Currently, AI employs 50 people who are mostly graduates from local universities.
Din hopes that AI will eventually be listed on the KLSE.
That should be in two or three years time but our short-term goal is to be accredited MSC status.
To this end, Din has contacted the Multimedia Development Corporation and submitted a proposal.
Din recognises that the competition is fierce in the field of IT, especially with the current emphasis placed on it by the government.
I believe in friendly competition and not aggressive rivalry. Competition is good and will help enhance the industry as a whole.
Din also believes that there is no such thing as the perfect software.
Sometimes people ask me why I try to enhance and develop software that is already available in the market. For me, the answer is because there is no software that can meet the requirements of the end-user 100%.
The board of directors at AI are a varied group comprising older and younger members. Din says that this is an advantage to the company.
The older generation has a lot more experience in dealing with government contracts, for example, and the younger generation are there to provide ideas, innovation and diversification.
Din says that AI is now looking to offer Vein Pattern Identification System or VPIS.
This system, which he describes as the latest state-of-the-art technology, is a high-tech version of the clock-in system.
The employees will have to place their palms on a 'reader' that will then recognise the vein pattern on the hand, for identification.
This can be used for capturing the time management skills of an employee. Accurate data on when the employee arrives and leaves their place of work can be monitored, he explains.

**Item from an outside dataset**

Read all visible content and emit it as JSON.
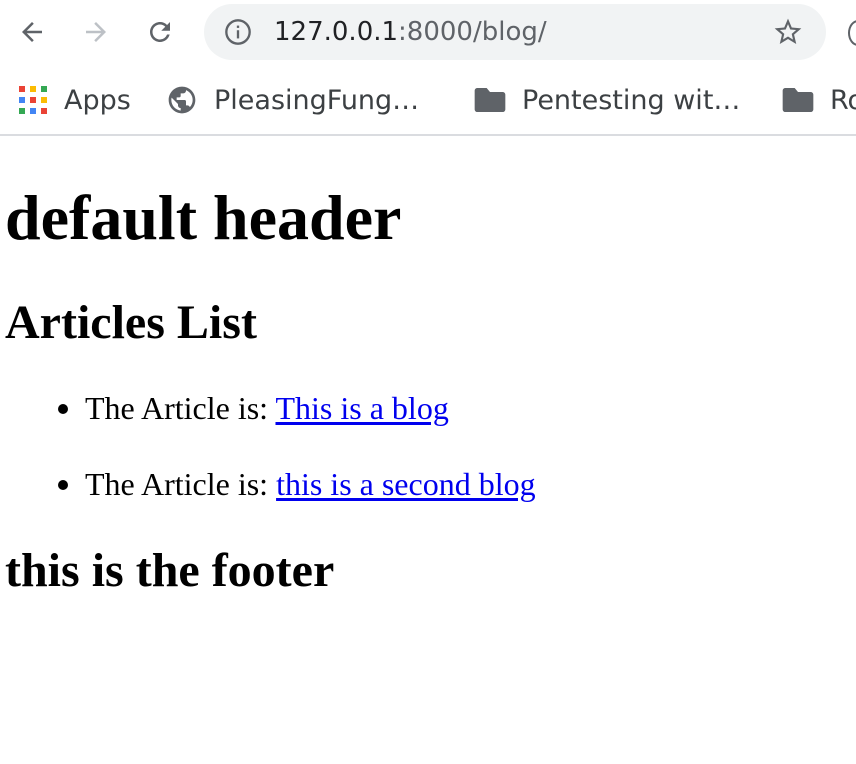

We are working with a partner on this project and our plan is to integrate the system with the HR department of a company. This will then be the new 'clock-in' system.
The Ministry of Defence is already using VPIS, Din says. Some of the other government departments are now interested in incorporating this system as well.
As for future plans, Din says that the company is looking into receiving funding from venture capital firms.
We have a lot of future plans for enhancement in Research and Development. At the moment we are offering software that is related to human resource management but we would like to develop and design something more soon.